We are talking about Rockville. A city so rich and so enjoyable it can seemingly employ and elect anyone and still maintain its appeal.
But the city is at a tipping point. Rockville was in court again this week trying to defend its ludicrous position against making a document available to the public. Meanwhile, in the last few months some of the highest appointed staff members in the city apparently told the mayor – the highest elected official in the city – that they didn’t have to listen to the mayor because the mayor is just one vote on the council.
This all stems from the problem of the council/manager form of government. Originally derived to keep elected officials from engaging in nepotism and cronyism when it came to hiring staff, in Rockville the script has flipped and the inmates not only run the asylum but are angering residents – many of whom constantly call us and drop us letters about the indifference displayed by city management staff or the unprofessionalism and rudeness managers in the city display to the same residents.
There is but one solution. You can fire the current city manager, the current public information officer and the city attorney – all of which we would support – but it will just treat the symptom and not provide a real cure.
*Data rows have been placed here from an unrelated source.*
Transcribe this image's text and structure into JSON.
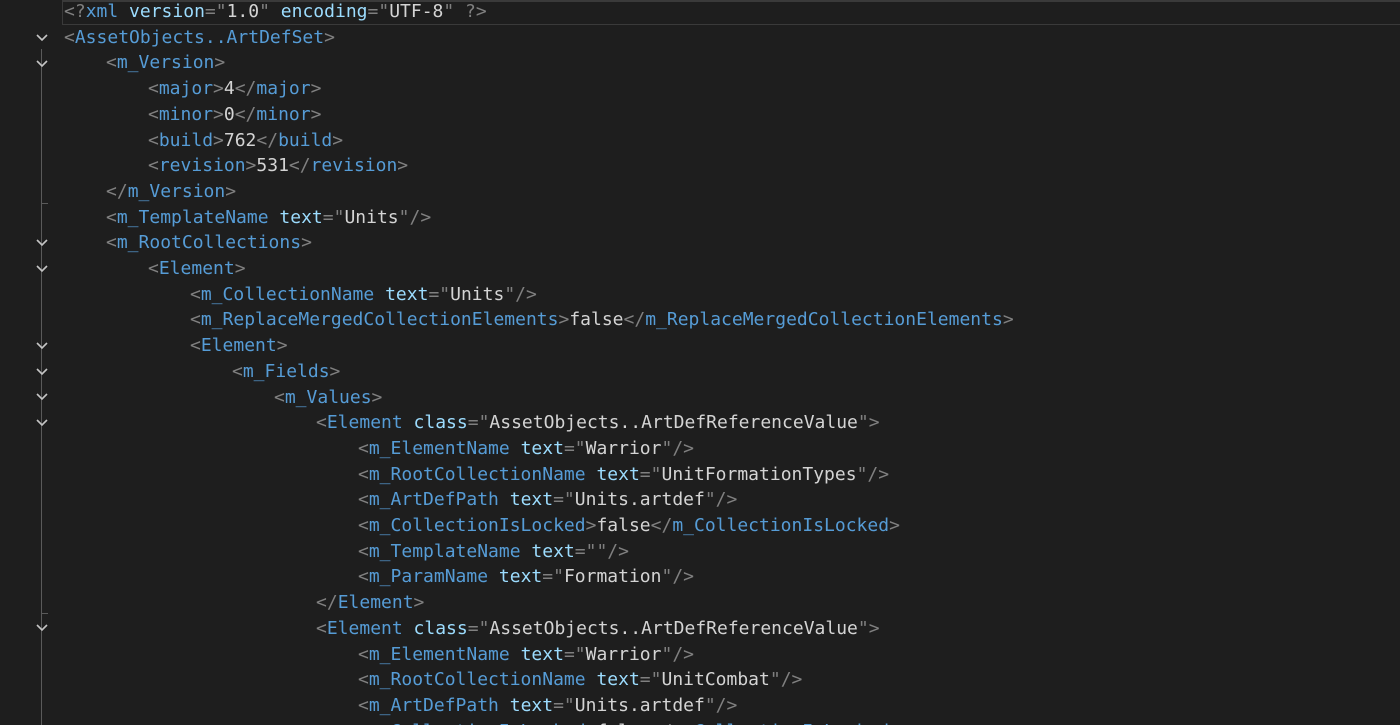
{
  "editor": {
    "lines": [
      {
        "kind": "decl",
        "text": "<?xml version=\"1.0\" encoding=\"UTF-8\" ?>"
      },
      {
        "kind": "open",
        "name": "AssetObjects..ArtDefSet"
      },
      {
        "kind": "open",
        "name": "m_Version"
      },
      {
        "kind": "value",
        "name": "major",
        "value": "4"
      },
      {
        "kind": "value",
        "name": "minor",
        "value": "0"
      },
      {
        "kind": "value",
        "name": "build",
        "value": "762"
      },
      {
        "kind": "value",
        "name": "revision",
        "value": "531"
      },
      {
        "kind": "close",
        "name": "m_Version"
      },
      {
        "kind": "selfclose",
        "name": "m_TemplateName",
        "attr": "text",
        "attrValue": "Units"
      },
      {
        "kind": "open",
        "name": "m_RootCollections"
      },
      {
        "kind": "open",
        "name": "Element"
      },
      {
        "kind": "selfclose",
        "name": "m_CollectionName",
        "attr": "text",
        "attrValue": "Units"
      },
      {
        "kind": "value",
        "name": "m_ReplaceMergedCollectionElements",
        "value": "false"
      },
      {
        "kind": "open",
        "name": "Element"
      },
      {
        "kind": "open",
        "name": "m_Fields"
      },
      {
        "kind": "open",
        "name": "m_Values"
      },
      {
        "kind": "openattr",
        "name": "Element",
        "attr": "class",
        "attrValue": "AssetObjects..ArtDefReferenceValue"
      },
      {
        "kind": "selfclose",
        "name": "m_ElementName",
        "attr": "text",
        "attrValue": "Warrior"
      },
      {
        "kind": "selfclose",
        "name": "m_RootCollectionName",
        "attr": "text",
        "attrValue": "UnitFormationTypes"
      },
      {
        "kind": "selfclose",
        "name": "m_ArtDefPath",
        "attr": "text",
        "attrValue": "Units.artdef"
      },
      {
        "kind": "value",
        "name": "m_CollectionIsLocked",
        "value": "false"
      },
      {
        "kind": "selfclose",
        "name": "m_TemplateName",
        "attr": "text",
        "attrValue": ""
      },
      {
        "kind": "selfclose",
        "name": "m_ParamName",
        "attr": "text",
        "attrValue": "Formation"
      },
      {
        "kind": "close",
        "name": "Element"
      },
      {
        "kind": "openattr",
        "name": "Element",
        "attr": "class",
        "attrValue": "AssetObjects..ArtDefReferenceValue"
      },
      {
        "kind": "selfclose",
        "name": "m_ElementName",
        "attr": "text",
        "attrValue": "Warrior"
      },
      {
        "kind": "selfclose",
        "name": "m_RootCollectionName",
        "attr": "text",
        "attrValue": "UnitCombat"
      },
      {
        "kind": "selfclose",
        "name": "m_ArtDefPath",
        "attr": "text",
        "attrValue": "Units.artdef"
      },
      {
        "kind": "value",
        "name": "m_CollectionIsLocked",
        "value": "false"
      }
    ]
  }
}
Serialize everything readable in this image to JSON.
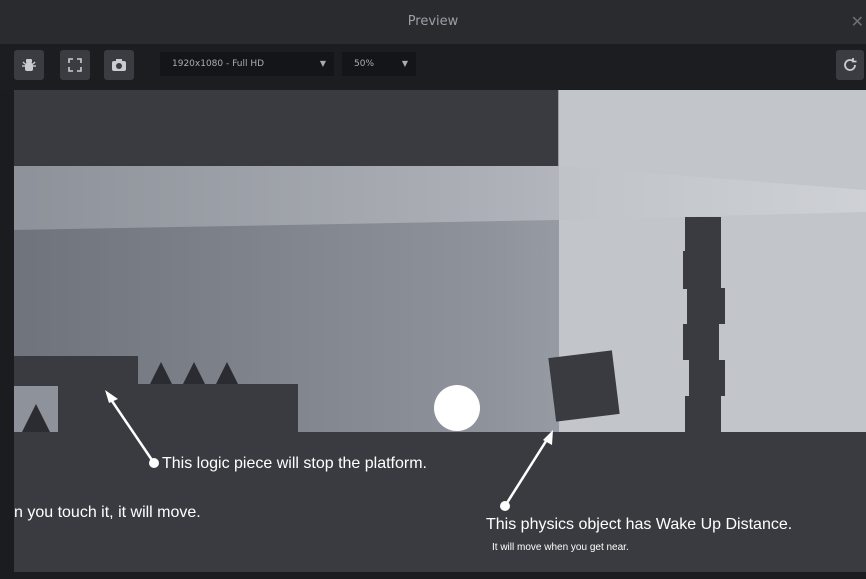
{
  "window": {
    "title": "Preview"
  },
  "toolbar": {
    "resolution": "1920x1080 - Full HD",
    "zoom": "50%"
  },
  "icons": {
    "debug": "bug-icon",
    "fullscreen": "fullscreen-icon",
    "screenshot": "camera-icon",
    "reload": "refresh-icon",
    "close": "close-icon"
  },
  "annotations": {
    "logic_piece": "This logic piece will stop the platform.",
    "touch_move": "n you touch it, it will move.",
    "physics_object": "This physics object has Wake Up Distance.",
    "physics_hint": "It will move when you get near."
  },
  "colors": {
    "floor": "#3a3b41",
    "ceiling": "#3a3b41",
    "sky_light": "#c4c7cc",
    "accent_white": "#ffffff"
  }
}
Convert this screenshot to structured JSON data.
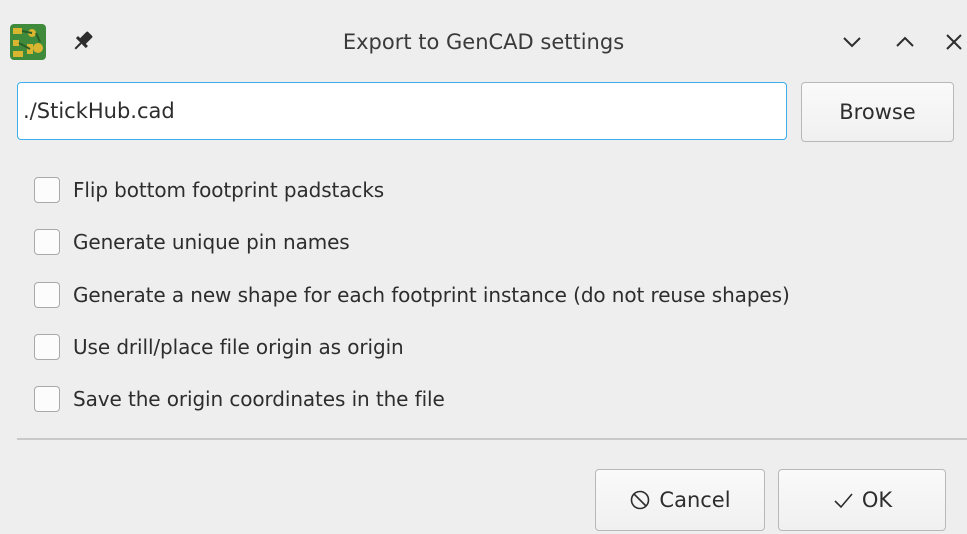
{
  "window": {
    "title": "Export to GenCAD settings"
  },
  "file": {
    "path": "./StickHub.cad",
    "browse_label": "Browse"
  },
  "options": [
    {
      "label": "Flip bottom footprint padstacks",
      "checked": false
    },
    {
      "label": "Generate unique pin names",
      "checked": false
    },
    {
      "label": "Generate a new shape for each footprint instance (do not reuse shapes)",
      "checked": false
    },
    {
      "label": "Use drill/place file origin as origin",
      "checked": false
    },
    {
      "label": "Save the origin coordinates in the file",
      "checked": false
    }
  ],
  "buttons": {
    "cancel_label": "Cancel",
    "ok_label": "OK"
  },
  "colors": {
    "accent": "#3daee9",
    "background": "#eeeeef",
    "app_icon_green": "#3f8a3b",
    "app_icon_yellow": "#d9b530"
  }
}
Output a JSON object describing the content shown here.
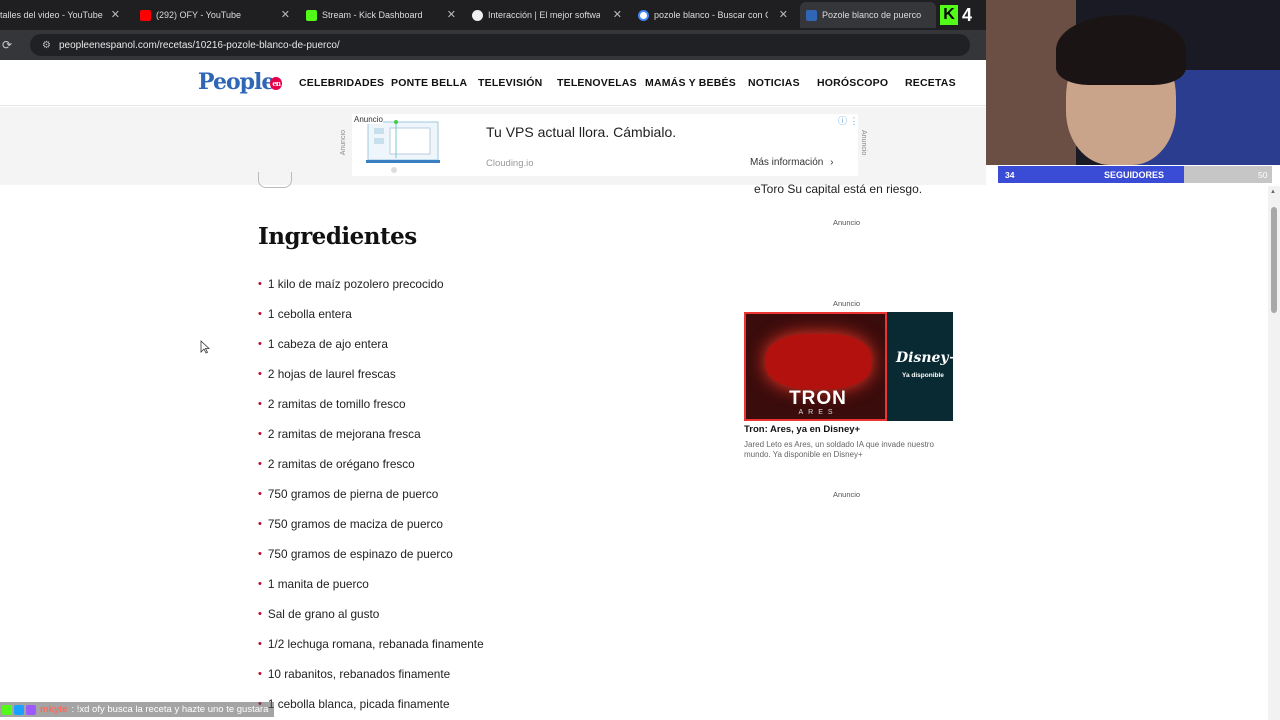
{
  "browser": {
    "tabs": [
      {
        "title": "talles del video - YouTube St",
        "color": "#c00"
      },
      {
        "title": "(292) OFY - YouTube",
        "color": "#f00"
      },
      {
        "title": "Stream - Kick Dashboard",
        "color": "#53fc18"
      },
      {
        "title": "Interacción | El mejor software",
        "color": "#fff"
      },
      {
        "title": "pozole blanco - Buscar con Go",
        "color": "#4285f4"
      },
      {
        "title": "Pozole blanco de puerco",
        "color": "#2f66b5"
      }
    ],
    "url": "peopleenespanol.com/recetas/10216-pozole-blanco-de-puerco/",
    "kick_badge": "4"
  },
  "site": {
    "logo": "People",
    "logo_badge": "en",
    "nav": [
      "CELEBRIDADES",
      "PONTE BELLA",
      "TELEVISIÓN",
      "TELENOVELAS",
      "MAMÁS Y BEBÉS",
      "NOTICIAS",
      "HORÓSCOPO",
      "RECETAS"
    ]
  },
  "top_ad": {
    "side_label_left": "Anuncio",
    "side_label_right": "Anuncio",
    "tag": "Anuncio",
    "headline": "Tu VPS actual llora. Cámbialo.",
    "source": "Clouding.io",
    "cta": "Más información",
    "cta_icon": "chevron-right-icon"
  },
  "main": {
    "heading": "Ingredientes",
    "ingredients": [
      "1 kilo de maíz pozolero precocido",
      "1 cebolla entera",
      "1 cabeza de ajo entera",
      "2 hojas de laurel frescas",
      "2 ramitas de tomillo fresco",
      "2 ramitas de mejorana fresca",
      "2 ramitas de orégano fresco",
      "750 gramos de pierna de puerco",
      "750 gramos de maciza de puerco",
      "750 gramos de espinazo de puerco",
      "1 manita de puerco",
      "Sal de grano al gusto",
      "1/2 lechuga romana, rebanada finamente",
      "10 rabanitos, rebanados finamente",
      "1 cebolla blanca, picada finamente"
    ],
    "bullet_color": "#c4002c"
  },
  "sidebar": {
    "etoro_text": "eToro Su capital está en riesgo.",
    "anuncio_1": "Anuncio",
    "anuncio_2": "Anuncio",
    "anuncio_3": "Anuncio",
    "promo": {
      "tron": "TRON",
      "ares": "ARES",
      "brand": "Disney+",
      "brand_sub": "Ya disponible",
      "title": "Tron: Ares, ya en Disney+",
      "description": "Jared Leto es Ares, un soldado IA que invade nuestro mundo. Ya disponible en Disney+"
    }
  },
  "stream_overlay": {
    "followers_current": "34",
    "followers_label": "SEGUIDORES",
    "followers_goal": "50",
    "followers_progress": 0.68,
    "chat_user": "mkyte",
    "chat_message": ": !xd ofy busca la receta y hazte uno te gustara"
  }
}
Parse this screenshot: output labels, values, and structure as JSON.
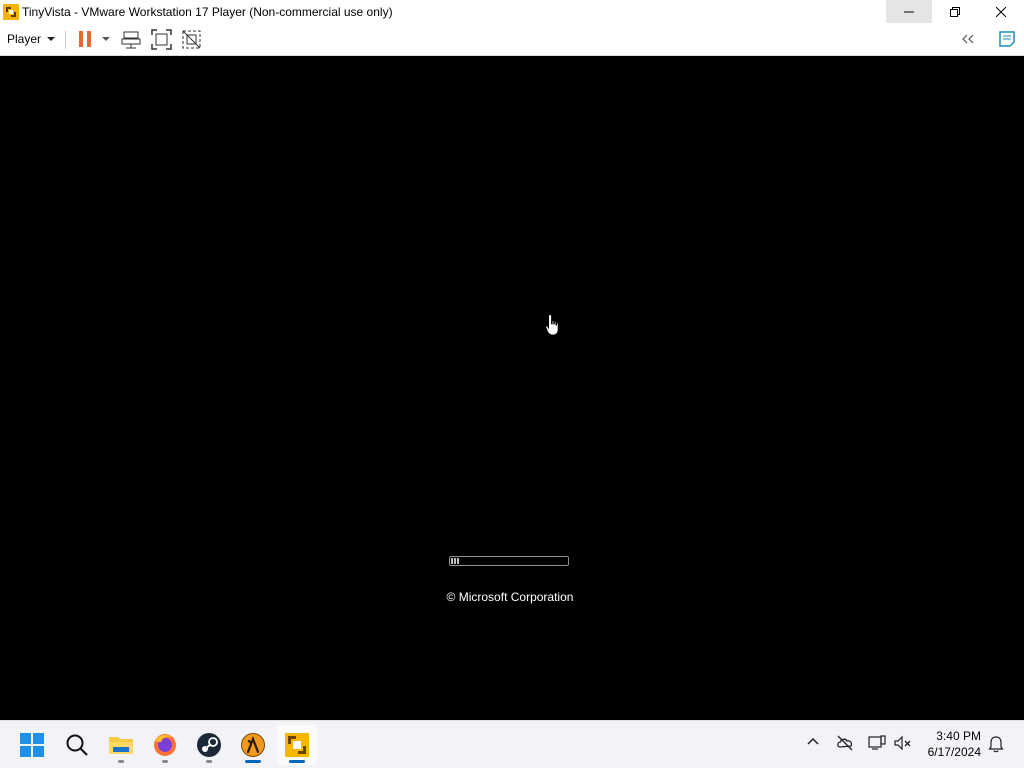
{
  "window": {
    "title": "TinyVista - VMware Workstation 17 Player (Non-commercial use only)"
  },
  "toolbar": {
    "player_menu_label": "Player"
  },
  "vm": {
    "boot_progress_label": "© Microsoft Corporation"
  },
  "taskbar": {
    "apps": [
      "start",
      "search",
      "file-explorer",
      "firefox",
      "steam",
      "half-life",
      "vmware-player"
    ],
    "clock_time": "3:40 PM",
    "clock_date": "6/17/2024"
  },
  "colors": {
    "accent": "#0067c0",
    "pause": "#e8692e",
    "vmware": "#f5b700"
  }
}
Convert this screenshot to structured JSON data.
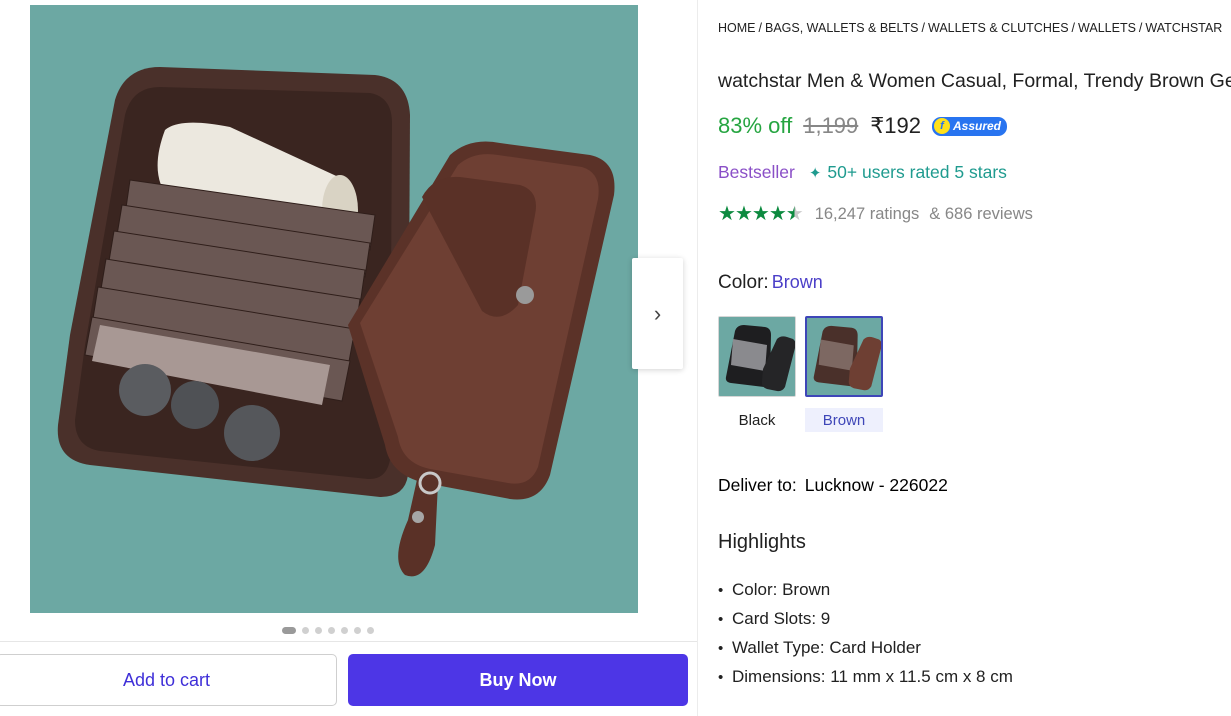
{
  "buttons": {
    "add_to_cart": "Add to cart",
    "buy_now": "Buy Now"
  },
  "gallery": {
    "dot_count": 7,
    "active_index": 0
  },
  "breadcrumb": [
    "HOME",
    "BAGS, WALLETS & BELTS",
    "WALLETS & CLUTCHES",
    "WALLETS",
    "WATCHSTAR"
  ],
  "product": {
    "title": "watchstar Men & Women Casual, Formal, Trendy Brown Genuine Leather Card Holder",
    "discount": "83% off",
    "mrp": "1,199",
    "price": "₹192",
    "assured_label": "Assured",
    "bestseller": "Bestseller",
    "users_rated": "50+ users rated 5 stars",
    "rating_value": 4.5,
    "ratings_count": "16,247 ratings",
    "reviews_count": "& 686 reviews"
  },
  "color": {
    "label": "Color:",
    "selected": "Brown",
    "options": [
      "Black",
      "Brown"
    ]
  },
  "delivery": {
    "label": "Deliver to:",
    "location": "Lucknow - 226022"
  },
  "highlights": {
    "title": "Highlights",
    "items": [
      "Color: Brown",
      "Card Slots: 9",
      "Wallet Type: Card Holder",
      "Dimensions: 11 mm x 11.5 cm x 8 cm"
    ]
  },
  "colors": {
    "primary": "#4d36e6",
    "discount_green": "#26a541",
    "bestseller_purple": "#8a4fc7",
    "rated_teal": "#1f9b8f",
    "star_green": "#0c8a3f",
    "assured_blue": "#2874f0"
  }
}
To effect real change the Rockville charter must change. There are several ways to do that, but the easiest fix may be giving the Mayor of Rockville the ability to fire – for cause – the city manager without needing a majority of votes on the council. It puts some real power in the mayor’s office and puts the staff back where it belongs – responsive to those elected by the city to do the work of governing the city.
We are taxing the system, the announcer told us at Woodstock. One major thing we have to remember is the man next to you is your brother and you’d better remember it or we will “blow the whole thing”. The question is whether or not Rockville can put it back together. For the city government has surely already “blown it.”